Espinazo del Diablo is a Mexican Thrilling and Challenging Mountain Road
Espinazo del Diablo is a famous mountain road in Mexico, situated between Mazatlan on the west coast of mainland Mexico and Durango. This road is renowned locally and internationally for its hairpin turns and zigzagging bends. The road is predominantly situated over 2,000 meters above sea level.
Can you drive through Espinazo del Diablo?
Set high on the western slope of the Sierra Madre Occidental, the Espinazo del Diablo (Devil's Backbone) serves as a natural viewpoint at 2,440m (8,005ft) above sea level. It is flanked by two deep ravines and is located at kilometer 168 of the paved Mexican Federal Highway 40. Covering a stretch of about 10 km, the road provides a breathtaking view of the Sierra Madre Occidental, reaching its peak at 2,744m (9,002ft) above sea level. This section of the highway, which spans around 10 km, is narrow with numerous curves, approximately 2,000 in total.
Is Espinazo del Diablo dangerous?
Despite numerous cautionary tales about crossing the Devil's Backbone, El Espinazo del Diablo is exceptionally well-maintained, with many cautionary signs marking potential hazards. There are tight curves, some requiring a truck to use the entire road to navigate. The road ascends and descends through spectacular landscapes, sharp bends, and bottomless cliffs. During the winter months, there is an additional danger of ice. The road passes through mountains and deep ravines, and its construction was challenging in some sections, featuring big banks on one side and cliffs on the other. It is considered one of the most dangerous roads due to the risk of assaults, robberies, and even murders. A full tank of gas is advisable. The road traverses deep ravines, bends with bumpy asphalt, and rocks, all at an elevation of around 2,000 meters. It is prone to recurrent fogs and encounters with roaming wild animals, leading to frequent and fatal accidents. In the afternoon, thick fog often covers the road, posing challenges for less cautious drivers.
Why is it called El Espinazo del Diablo?
There are various versions explaining the name given to the area. One suggests that the impressive ravines on both sides of the road allow one to see the devil. According to local legend, when the Archangel Michael threw the devil from heaven, he landed on earth, and his backbone formed the rugged ridgeline of the Sierra Madres. The road has gained a notorious reputation for being accident-prone, with many fatalities occurring. These mountains, historically remote and inaccessible, have been used for growing marijuana and poppies, leading to significant crime related to drug trafficking. Its steep gradients and narrow sections have earned it the adjective "bleak."

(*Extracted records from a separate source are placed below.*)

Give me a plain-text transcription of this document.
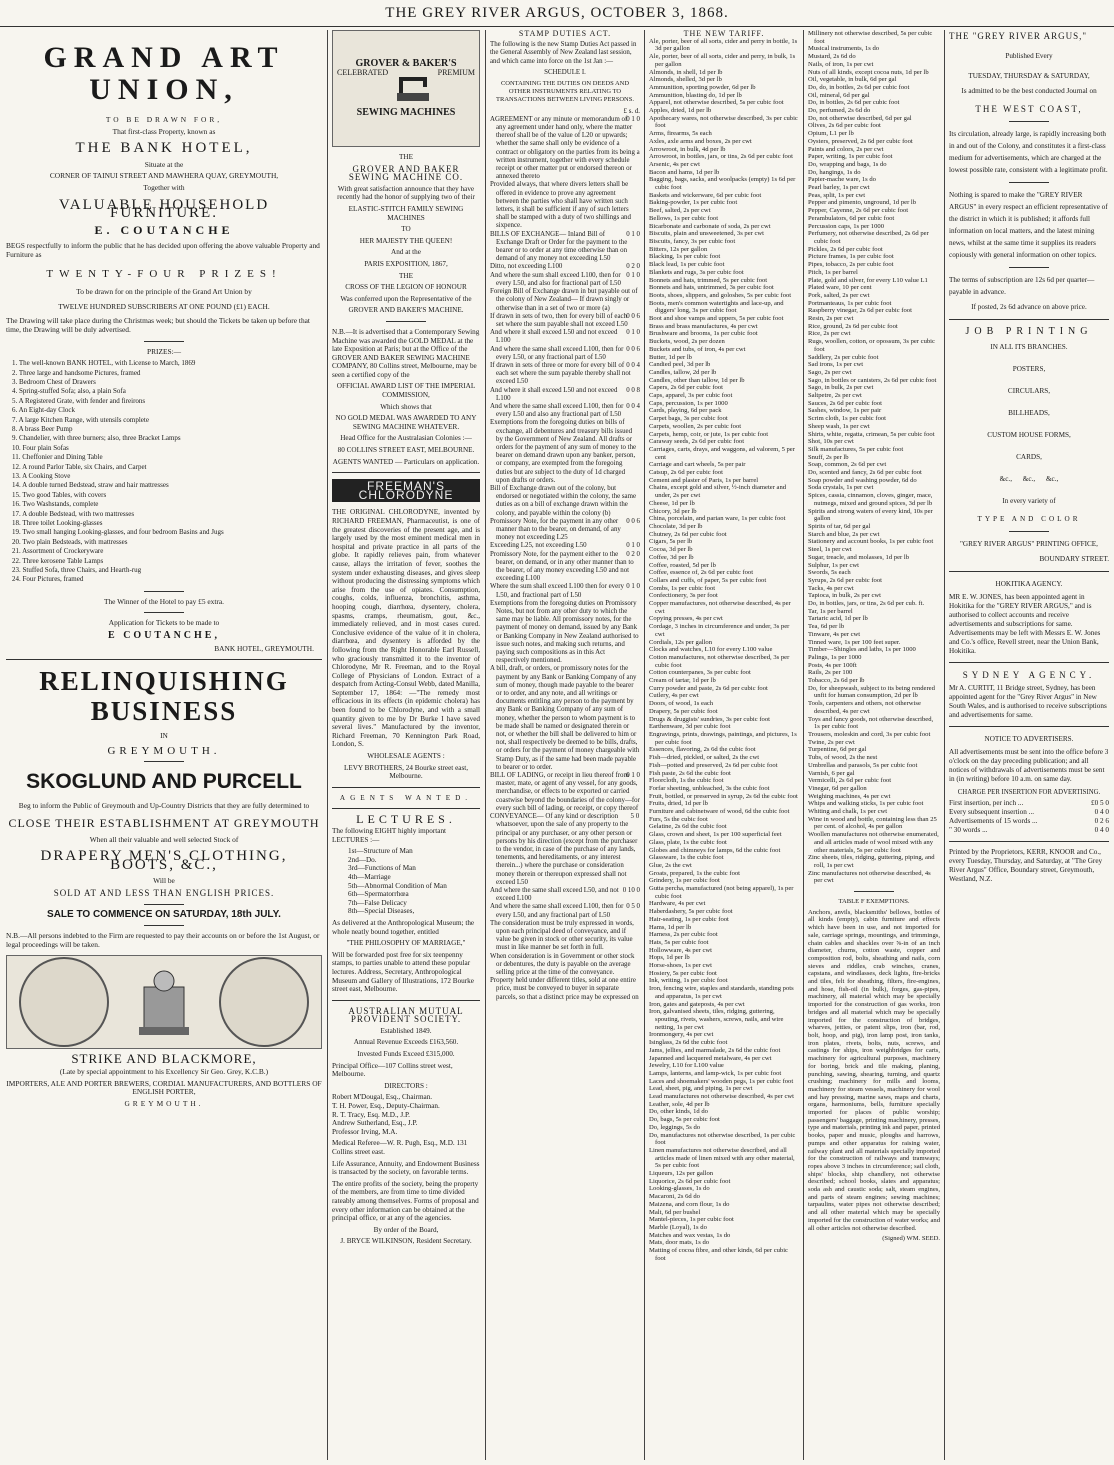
THE GREY RIVER ARGUS, OCTOBER 3, 1868.
GRAND ART UNION,
TO BE DRAWN FOR,
That first-class Property, known as
THE BANK HOTEL,
Situate at the
CORNER OF TAINUI STREET AND MAWHERA QUAY, GREYMOUTH,
Together with
VALUABLE HOUSEHOLD FURNITURE.
E. COUTANCHE
BEGS respectfully to inform the public that he has decided upon offering the above valuable Property and Furniture as
TWENTY-FOUR PRIZES!
To be drawn for on the principle of the Grand Art Union by
TWELVE HUNDRED SUBSCRIBERS AT ONE POUND (£1) EACH.
The Drawing will take place during the Christmas week; but should the Tickets be taken up before that time, the Drawing will be duly advertised.
PRIZES:—
1. The well-known BANK HOTEL, with License to March, 1869
2. Three large and handsome Pictures, framed
3. Bedroom Chest of Drawers
4. Spring-stuffed Sofa; also, a plain Sofa
5. A Registered Grate, with fender and fireirons
6. An Eight-day Clock
7. A large Kitchen Range, with utensils complete
8. A brass Beer Pump
9. Chandelier, with three burners; also, three Bracket Lamps
10. Four plain Sofas
11. Cheffonier and Dining Table
12. A round Parlor Table, six Chairs, and Carpet
13. A Cooking Stove
14. A double turned Bedstead, straw and hair mattresses
15. Two good Tables, with covers
16. Two Washstands, complete
17. A double Bedstead, with two mattresses
18. Three toilet Looking-glasses
19. Two small hanging Looking-glasses, and four bedroom Basins and Jugs
20. Two plain Bedsteads, with mattresses
21. Assortment of Crockeryware
22. Three kerosene Table Lamps
23. Stuffed Sofa, three Chairs, and Hearth-rug
24. Four Pictures, framed
The Winner of the Hotel to pay £5 extra.
Application for Tickets to be made to
E COUTANCHE,
BANK HOTEL, GREYMOUTH.
RELINQUISHING BUSINESS
IN
GREYMOUTH.
SKOGLUND AND PURCELL
Beg to inform the Public of Greymouth and Up-Country Districts that they are fully determined to
CLOSE THEIR ESTABLISHMENT AT GREYMOUTH
When all their valuable and well selected Stock of
DRAPERY MEN'S CLOTHING, BOOTS, &C.,
Will be
SOLD AT AND LESS THAN ENGLISH PRICES.
SALE TO COMMENCE ON SATURDAY, 18th JULY.
N.B.—All persons indebted to the Firm are requested to pay their accounts on or before the 1st August, or legal proceedings will be taken.
STRIKE AND BLACKMORE,
(Late by special appointment to his Excellency Sir Geo. Grey, K.C.B.)
IMPORTERS, ALE AND PORTER BREWERS, CORDIAL MANUFACTURERS, AND BOTTLERS OF ENGLISH PORTER,
GREYMOUTH.
GROVER & BAKER'S
CELEBRATED	PREMIUM
SEWING MACHINES
THE
GROVER AND BAKER SEWING MACHINE CO.
With great satisfaction announce that they have recently had the honor of supplying two of their
ELASTIC-STITCH FAMILY SEWING MACHINES
TO
HER MAJESTY THE QUEEN!
And at the
PARIS EXPOSITION, 1867,
THE
CROSS OF THE LEGION OF HONOUR
Was conferred upon the Representative of the
GROVER AND BAKER'S MACHINE.
N.B.—It is advertised that a Contemporary Sewing Machine was awarded the GOLD MEDAL at the late Exposition at Paris; but at the Office of the GROVER AND BAKER SEWING MACHINE COMPANY, 80 Collins street, Melbourne, may be seen a certified copy of the
OFFICIAL AWARD LIST OF THE IMPERIAL COMMISSION,
Which shows that
NO GOLD MEDAL WAS AWARDED TO ANY SEWING MACHINE WHATEVER.
Head Office for the Australasian Colonies :—
80 COLLINS STREET EAST, MELBOURNE.
AGENTS WANTED — Particulars on application.
FREEMAN'S CHLORODYNE
THE ORIGINAL CHLORODYNE, invented by RICHARD FREEMAN, Pharmaceutist, is one of the greatest discoveries of the present age, and is largely used by the most eminent medical men in hospital and private practice in all parts of the globe. It rapidly relieves pain, from whatever cause, allays the irritation of fever, soothes the system under exhausting diseases, and gives sleep without producing the distressing symptoms which arise from the use of opiates. Consumption, coughs, colds, influenza, bronchitis, asthma, hooping cough, diarrhœa, dysentery, cholera, spasms, cramps, rheumatism, gout, &c., immediately relieved, and in most cases cured. Conclusive evidence of the value of it in cholera, diarrhœa, and dysentery is afforded by the following from the Right Honorable Earl Russell, who graciously transmitted it to the inventor of Chlorodyne, Mr R. Freeman, and to the Royal College of Physicians of London. Extract of a despatch from Acting-Consul Webb, dated Manilla, September 17, 1864: —"The remedy most efficacious in its effects (in epidemic cholera) has been found to be Chlorodyne, and with a small quantity given to me by Dr Burke I have saved several lives." Manufactured by the inventor, Richard Freeman, 70 Kennington Park Road, London, S.
WHOLESALE AGENTS :
LEVY BROTHERS, 24 Bourke street east, Melbourne.
AGENTS WANTED.
LECTURES.
The following EIGHT highly important LECTURES :—
1st—Structure of Man
2nd—Do.
3rd—Functions of Man
4th—Marriage
5th—Abnormal Condition of Man
6th—Spermatorrhœa
7th—False Delicacy
8th—Special Diseases,
As delivered at the Anthropological Museum; the whole neatly bound together, entitled
"THE PHILOSOPHY OF MARRIAGE,"
Will be forwarded post free for six teenpenny stamps, to parties unable to attend these popular lectures. Address, Secretary, Anthropological Museum and Gallery of Illustrations, 172 Bourke street east, Melbourne.
AUSTRALIAN MUTUAL PROVIDENT SOCIETY.
Established 1849.
Annual Revenue Exceeds £163,560.
Invested Funds Exceed £315,000.
Principal Office—107 Collins street west, Melbourne.
DIRECTORS :
Robert M'Dougal, Esq., Chairman.
T. H. Power, Esq., Deputy-Chairman.
R. T. Tracy, Esq. M.D., J.P.
Andrew Sutherland, Esq., J.P.
Professor Irving, M.A.
Medical Referee—W. R. Pugh, Esq., M.D. 131 Collins street east.
Life Assurance, Annuity, and Endowment Business is transacted by the society, on favorable terms.
The entire profits of the society, being the property of the members, are from time to time divided rateably among themselves. Forms of proposal and every other information can be obtained at the principal office, or at any of the agencies.
By order of the Board,
J. BRYCE WILKINSON, Resident Secretary.
STAMP DUTIES ACT.
The following is the new Stamp Duties Act passed in the General Assembly of New Zealand last session, and which came into force on the 1st Jan :—
SCHEDULE I.
CONTAINING THE DUTIES ON DEEDS AND OTHER INSTRUMENTS RELATING TO TRANSACTIONS BETWEEN LIVING PERSONS.
£ s. d.
0 1 0
AGREEMENT or any minute or memorandum of any agreement under hand only, where the matter thereof shall be of the value of L20 or upwards; whether the same shall only be evidence of a contract or obligatory on the parties from its being a written instrument, together with every schedule receipt or other matter put or endorsed thereon or annexed thereto
Provided always, that where divers letters shall be offered in evidence to prove any agreement between the parties who shall have written such letters, it shall be sufficient if any of such letters shall be stamped with a duty of two shillings and sixpence.
0 1 0
BILLS OF EXCHANGE— Inland Bill of Exchange Draft or Order for the payment to the bearer or to order at any time otherwise than on demand of any money not exceeding L50
0 2 0
Ditto, not exceeding L100
0 1 0
And where the sum shall exceed L100, then for every L50, and also for fractional part of L50
Foreign Bill of Exchange drawn in but payable out of the colony of New Zealand— If drawn singly or otherwise than in a set of two or more (a)
0 0 6
If drawn in sets of two, then for every bill of each set where the sum payable shall not exceed L50
0 1 0
And where it shall exceed L50 and not exceed L100
0 0 6
And where the same shall exceed L100, then for every L50, or any fractional part of L50
0 0 4
If drawn in sets of three or more for every bill of each set where the sum payable thereby shall not exceed L50
0 0 8
And where it shall exceed L50 and not exceed L100
0 0 4
And where the same shall exceed L100, then for every L50 and also any fractional part of L50
Exemptions from the foregoing duties on bills of exchange, all debentures and treasury bills issued by the Government of New Zealand. All drafts or orders for the payment of any sum of money to the bearer on demand drawn upon any banker, person, or company, are exempted from the foregoing duties but are subject to the duty of 1d charged upon drafts or orders.
Bill of Exchange drawn out of the colony, but endorsed or negotiated within the colony, the same duties as on a bill of exchange drawn within the colony, and payable within the colony (b)
0 0 6
Promissory Note, for the payment in any other manner than to the bearer, on demand, of any money not exceeding L25
0 1 0
Exceeding L25, not exceeding L50
0 2 0
Promissory Note, for the payment either to the bearer, on demand, or in any other manner than to the bearer, of any money exceeding L50 and not exceeding L100
0 1 0
Where the sum shall exceed L100 then for every L50, and fractional part of L50
Exemptions from the foregoing duties on Promissory Notes, but not from any other duty to which the same may be liable. All promissory notes, for the payment of money on demand, issued by any Bank or Banking Company in New Zealand authorised to issue such notes, and making such returns, and paying such compositions as in this Act respectively mentioned.
A bill, draft, or orders, or promissory notes for the payment by any Bank or Banking Company of any sum of money, though made payable to the bearer or to order, and any note, and all writings or documents entitling any person to the payment by any Bank or Banking Company of any sum of money, whether the person to whom payment is to be made shall be named or designated therein or not, or whether the bill shall be delivered to him or not, shall respectively be deemed to be bills, drafts, or orders for the payment of money chargeable with Stamp Duty, as if the same had been made payable to bearer or to order.
0 1 0
BILL OF LADING, or receipt in lieu thereof from master, mate, or agent of any vessel, for any goods, merchandise, or effects to be exported or carried coastwise beyond the boundaries of the colony—for every such bill of lading, or receipt, or copy thereof
5 0
CONVEYANCE— Of any kind or description whatsoever, upon the sale of any property to the principal or any purchaser, or any other person or persons by his direction (except from the purchaser to the vendor, in case of the purchase of any lands, tenements, and hereditaments, or any interest therein...) where the purchase or consideration money therein or thereupon expressed shall not exceed L50
0 10 0
And where the same shall exceed L50, and not exceed L100
0 5 0
And where the same shall exceed L100, then for every L50, and any fractional part of L50
The consideration must be truly expressed in words, upon each principal deed of conveyance, and if value be given in stock or other security, its value must in like manner be set forth in full.
When consideration is in Government or other stock or debentures, the duty is payable on the average selling price at the time of the conveyance.
Property held under different titles, sold at one entire price, must be conveyed to buyer in separate parcels, so that a distinct price may be expressed on
THE NEW TARIFF.
Ale, porter, beer of all sorts, cider and perry in bottle, 1s 3d per gallon
Ale, porter, beer of all sorts, cider and perry, in bulk, 1s per gallon
Almonds, in shell, 1d per lb
Almonds, shelled, 3d per lb
Ammunition, sporting powder, 6d per lb
Ammunition, blasting do, 1d per lb
Apparel, not otherwise described, 5s per cubic foot
Apples, dried, 1d per lb
Apothecary wares, not otherwise described, 3s per cubic foot
Arms, firearms, 5s each
Axles, axle arms and boxes, 2s per cwt
Arrowroot, in bulk, 4d per lb
Arrowroot, in bottles, jars, or tins, 2s 6d per cubic foot
Arsenic, 4s per cwt
Bacon and hams, 1d per lb
Bagging, bags, sacks, and woolpacks (empty) 1s 6d per cubic foot
Baskets and wickerware, 6d per cubic foot
Baking-powder, 1s per cubic foot
Beef, salted, 2s per cwt
Bellows, 1s per cubic foot
Bicarbonate and carbonate of soda, 2s per cwt
Biscuits, plain and unsweetened, 3s per cwt
Biscuits, fancy, 3s per cubic foot
Bitters, 12s per gallon
Blacking, 1s per cubic foot
Black lead, 1s per cubic foot
Blankets and rugs, 3s per cubic foot
Bonnets and hats, trimmed, 5s per cubic foot
Bonnets and hats, untrimmed, 3s per cubic foot
Boots, shoes, slippers, and goloshes, 5s per cubic foot
Boots, men's common watertights and lace-up, and diggers' long, 3s per cubic foot
Boot and shoe vamps and uppers, 5s per cubic foot
Brass and brass manufactures, 4s per cwt
Brushware and brooms, 1s per cubic foot
Buckets, wood, 2s per dozen
Buckets and tubs, of iron, 4s per cwt
Butter, 1d per lb
Candied peel, 3d per lb
Candles, tallow, 2d per lb
Candles, other than tallow, 1d per lb
Capers, 2s 6d per cubic foot
Caps, apparel, 3s per cubic foot
Caps, percussion, 1s per 1000
Cards, playing, 6d per pack
Carpet bags, 3s per cubic foot
Carpets, woollen, 2s per cubic foot
Carpets, hemp, coir, or jute, 1s per cubic foot
Caraway seeds, 2s 6d per cubic foot
Carriages, carts, drays, and waggons, ad valorem, 5 per cent
Carriage and cart wheels, 5s per pair
Catsup, 2s 6d per cubic foot
Cement and plaster of Paris, 1s per barrel
Chains, except gold and silver, ½-inch diameter and under, 2s per cwt
Cheese, 1d per lb
Chicory, 3d per lb
China, porcelain, and parian ware, 1s per cubic foot
Chocolate, 3d per lb
Chutney, 2s 6d per cubic foot
Cigars, 5s per lb
Cocoa, 3d per lb
Coffee, 3d per lb
Coffee, roasted, 5d per lb
Coffee, essence of, 2s 6d per cubic foot
Collars and cuffs, of paper, 5s per cubic foot
Combs, 1s per cubic foot
Confectionery, 3s per foot
Copper manufactures, not otherwise described, 4s per cwt
Copying presses, 4s per cwt
Cordage, 3 inches in circumference and under, 3s per cwt
Cordials, 12s per gallon
Clocks and watches, L10 for every L100 value
Cotton manufactures, not otherwise described, 3s per cubic foot
Cotton counterpanes, 3s per cubic foot
Cream of tartar, 1d per lb
Curry powder and paste, 2s 6d per cubic foot
Cutlery, 4s per cwt
Doors, of wood, 1s each
Drapery, 5s per cubic foot
Drugs & druggists' sundries, 3s per cubic foot
Earthenware, 3d per cubic foot
Engravings, prints, drawings, paintings, and pictures, 1s per cubic foot
Essences, flavoring, 2s 6d the cubic foot
Fish—dried, pickled, or salted, 2s the cwt
Fish—potted and preserved, 2s 6d per cubic foot
Fish paste, 2s 6d the cubic foot
Floorcloth, 1s the cubic foot
Forfar sheeting, unbleached, 3s the cubic foot
Fruit, bottled, or preserved in syrup, 2s 6d the cubic foot
Fruits, dried, 1d per lb
Furniture and cabinetware of wood, 6d the cubic foot
Furs, 5s the cubic foot
Gelatine, 2s 6d the cubic foot
Glass, crown and sheet, 1s per 100 superficial feet
Glass, plate, 1s the cubic foot
Globes and chimneys for lamps, 6d the cubic foot
Glassware, 1s the cubic foot
Glue, 2s the cwt
Groats, prepared, 1s the cubic foot
Grindery, 1s per cubic foot
Gutta percha, manufactured (not being apparel), 1s per cubic foot
Hardware, 4s per cwt
Haberdashery, 5s per cubic foot
Hair-seating, 1s per cubic foot
Hams, 1d per lb
Harness, 2s per cubic foot
Hats, 5s per cubic foot
Hollowware, 4s per cwt
Hops, 1d per lb
Horse-shoes, 1s per cwt
Hosiery, 5s per cubic foot
Ink, writing, 1s per cubic foot
Iron, fencing wire, staples and standards, standing pots and apparatus, 1s per cwt
Iron, gates and gateposts, 4s per cwt
Iron, galvanised sheets, tiles, ridging, guttering, spouting, rivets, washers, screws, nails, and wire netting, 1s per cwt
Ironmongery, 4s per cwt
Isinglass, 2s 6d the cubic foot
Jams, jellies, and marmalade, 2s 6d the cubic foot
Japanned and lacquered metalware, 4s per cwt
Jewelry, L10 for L100 value
Lamps, lanterns, and lamp-wick, 1s per cubic foot
Laces and shoemakers' wooden pegs, 1s per cubic foot
Lead, sheet, pig, and piping, 1s per cwt
Lead manufactures not otherwise described, 4s per cwt
Leather, sole, 4d per lb
Do, other kinds, 1d do
Do, bags, 5s per cubic foot
Do, leggings, 5s do
Do, manufactures not otherwise described, 1s per cubic foot
Linen manufactures not otherwise described, and all articles made of linen mixed with any other material, 5s per cubic foot
Liqueurs, 12s per gallon
Liquorice, 2s 6d per cubic foot
Looking-glasses, 1s do
Macaroni, 2s 6d do
Maizena, and corn flour, 1s do
Malt, 6d per bushel
Mantel-pieces, 1s per cubic foot
Marble (Loyal), 1s do
Matches and wax vestas, 1s do
Mats, door mats, 1s do
Matting of cocoa fibre, and other kinds, 6d per cubic foot
Millinery not otherwise described, 5s per cubic foot
Musical instruments, 1s do
Mustard, 2s 6d do
Nails, of iron, 1s per cwt
Nuts of all kinds, except cocoa nuts, 1d per lb
Oil, vegetable, in bulk, 6d per gal
Do, do, in bottles, 2s 6d per cubic foot
Oil, mineral, 6d per gal
Do, in bottles, 2s 6d per cubic foot
Do, perfumed, 2s 6d do
Do, not otherwise described, 6d per gal
Olives, 2s 6d per cubic foot
Opium, L1 per lb
Oysters, preserved, 2s 6d per cubic foot
Paints and colors, 2s per cwt
Paper, writing, 1s per cubic foot
Do, wrapping and bags, 1s do
Do, hangings, 1s do
Papier-mache ware, 1s do
Pearl barley, 1s per cwt
Peas, split, 1s per cwt
Pepper and pimento, unground, 1d per lb
Pepper, Cayenne, 2s 6d per cubic foot
Perambulators, 6d per cubic foot
Percussion caps, 1s per 1000
Perfumery, not otherwise described, 2s 6d per cubic foot
Pickles, 2s 6d per cubic foot
Picture frames, 1s per cubic foot
Pipes, tobacco, 2s per cubic foot
Pitch, 1s per barrel
Plate, gold and silver, for every L10 value L1
Plated ware, 10 per cent
Pork, salted, 2s per cwt
Portmanteaus, 1s per cubic foot
Raspberry vinegar, 2s 6d per cubic foot
Resin, 2s per cwt
Rice, ground, 2s 6d per cubic foot
Rice, 2s per cwt
Rugs, woollen, cotton, or opossum, 3s per cubic foot
Saddlery, 2s per cubic foot
Sad irons, 1s per cwt
Sago, 2s per cwt
Sago, in bottles or canisters, 2s 6d per cubic foot
Sago, in bulk, 2s per cwt
Saltpetre, 2s per cwt
Sauces, 2s 6d per cubic foot
Sashes, window, 1s per pair
Scrim cloth, 1s per cubic foot
Sheep wash, 1s per cwt
Shirts, white, regatta, crimean, 5s per cubic foot
Shot, 10s per cwt
Silk manufactures, 5s per cubic foot
Snuff, 2s per lb
Soap, common, 2s 6d per cwt
Do, scented and fancy, 2s 6d per cubic foot
Soap powder and washing powder, 6d do
Soda crystals, 1s per cwt
Spices, cassia, cinnamon, cloves, ginger, mace, nutmegs, mixed and ground spices, 3d per lb
Spirits and strong waters of every kind, 10s per gallon
Spirits of tar, 6d per gal
Starch and blue, 2s per cwt
Stationery and account books, 1s per cubic foot
Steel, 1s per cwt
Sugar, treacle, and molasses, 1d per lb
Sulphur, 1s per cwt
Swords, 5s each
Syrups, 2s 6d per cubic foot
Tacks, 4s per cwt
Tapioca, in bulk, 2s per cwt
Do, in bottles, jars, or tins, 2s 6d per cub. ft.
Tar, 1s per barrel
Tartaric acid, 1d per lb
Tea, 6d per lb
Tinware, 4s per cwt
Tinned ware, 1s per 100 feet super.
Timber—Shingles and laths, 1s per 1000
Palings, 1s per 1000
Posts, 4s per 100ft
Rails, 2s per 100
Tobacco, 2s 6d per lb
Do, for sheepwash, subject to its being rendered unfit for human consumption, 2d per lb
Tools, carpenters and others, not otherwise described, 4s per cwt
Toys and fancy goods, not otherwise described, 1s per cubic foot
Trousers, moleskin and cord, 3s per cubic foot
Twine, 2s per cwt
Turpentine, 6d per gal
Tubs, of wood, 2s the nest
Umbrellas and parasols, 5s per cubic foot
Varnish, 6 per gal
Vermicelli, 2s 6d per cubic foot
Vinegar, 6d per gallon
Weighing machines, 4s per cwt
Whips and walking sticks, 1s per cubic foot
Whiting and chalk, 1s per cwt
Wine in wood and bottle, containing less than 25 per cent. of alcohol, 4s per gallon
Woollen manufactures not otherwise enumerated, and all articles made of wool mixed with any other materials, 5s per cubic foot
Zinc sheets, tiles, ridging, guttering, piping, and roll, 1s per cwt
Zinc manufactures not otherwise described, 4s per cwt
TABLE F EXEMPTIONS.
Anchors, anvils, blacksmiths' bellows, bottles of all kinds (empty), cabin furniture and effects which have been in use, and not imported for sale, carriage springs, mountings, and trimmings, chain cables and shackles over ⅝-in of an inch diameter, churns, cotton waste, copper and composition rod, bolts, sheathing and nails, corn sieves and riddles, crab winches, cranes, capstans, and windlasses, deck lights, fire-bricks and tiles, felt for sheathing, filters, fire-engines, and hose, fish-oil (in bulk), forges, gas-pipes, machinery, all material which may be specially imported for the construction of gas works, iron bridges and all material which may be specially imported for the construction of bridges, wharves, jetties, or patent slips, iron (bar, rod, bolt, hoop, and pig), iron lamp post, iron tanks, iron plates, rivets, bolts, nuts, screws, and castings for ships, iron weighbridges for carts, machinery for agricultural purposes, machinery for boring, brick and tile making, planing, punching, sawing, shearing, turning, and quartz crushing; machinery for mills and looms, machinery for steam vessels, machinery for wool and hay pressing, marine saws, maps and charts, organs, harmoniums, bells, furniture specially imported for places of public worship; passengers' baggage, printing machinery, presses, type and materials, printing ink and paper, printed books, paper and music, ploughs and harrows, pumps and other apparatus for raising water, railway plant and all materials specially imported for the construction of railways and tramways; ropes above 3 inches in circumference; sail cloth, ships' blocks, ship chandlery, not otherwise described; school books, slates and apparatus; soda ash and caustic soda; salt, steam engines, and parts of steam engines; sewing machines; tarpaulins, water pipes not otherwise described; and all other material which may be specially imported for the construction of water works; and all other articles not otherwise described.
(Signed) WM. SEED.
THE "GREY RIVER ARGUS,"
Published Every
TUESDAY, THURSDAY & SATURDAY,
Is admitted to be the best conducted Journal on
THE WEST COAST,
Its circulation, already large, is rapidly increasing both in and out of the Colony, and constitutes it a first-class medium for advertisements, which are charged at the lowest possible rate, consistent with a legitimate profit.
Nothing is spared to make the "GREY RIVER ARGUS" in every respect an efficient representative of the district in which it is published; it affords full information on local matters, and the latest mining news, whilst at the same time it supplies its readers copiously with general information on other topics.
The terms of subscription are 12s 6d per quarter—payable in advance.
If posted, 2s 6d advance on above price.
JOB PRINTING
IN ALL ITS BRANCHES.
POSTERS,
CIRCULARS,
BILLHEADS,
CUSTOM HOUSE FORMS,
CARDS,
&c.,      &c.,      &c.,
In every variety of
TYPE AND COLOR
"GREY RIVER ARGUS" PRINTING OFFICE,
BOUNDARY STREET.
HOKITIKA AGENCY.
MR E. W. JONES, has been appointed agent in Hokitika for the "GREY RIVER ARGUS," and is authorised to collect accounts and receive advertisements and subscriptions for same. Advertisements may be left with Messrs E. W. Jones and Co.'s office, Revell street, near the Union Bank, Hokitika.
SYDNEY AGENCY.
Mr A. CURTIT, 11 Bridge street, Sydney, has been appointed agent for the "Grey River Argus" in New South Wales, and is authorised to receive subscriptions and advertisements for same.
NOTICE TO ADVERTISERS.
All advertisements must be sent into the office before 3 o'clock on the day preceding publication; and all notices of withdrawals of advertisements must be sent in (in writing) before 10 a.m. on same day.
CHARGE PER INSERTION FOR ADVERTISING.
First insertion, per inch ...	£0 5 0
Every subsequent insertion ...	0 4 0
Advertisements of 15 words ...	0 2 6
" 30 words ...	0 4 0
Printed by the Proprietors, KERR, KNOOR and Co., every Tuesday, Thursday, and Saturday, at "The Grey River Argus" Office, Boundary street, Greymouth, Westland, N.Z.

Is Espinazo del Diablo worth it?
Along the road, you can marvel at the spectacular scenery offered by the Sierra Madre Occidental, running between mountains and canyons. This road is so curvy and twisted that it takes 7-8 hours to cross, with an average speed of 20 mph or less. It serves as the only crossing point of the Sierra Madres for more than 500 miles. In 2013, this road was bypassed by the scenic Mexico 40D, a 131-mile-long highway featuring 115 bridges and 61 tunnels, costing $2.2 billion. The new highway accommodates 5 million vehicles annually—four times the number handled by the old road.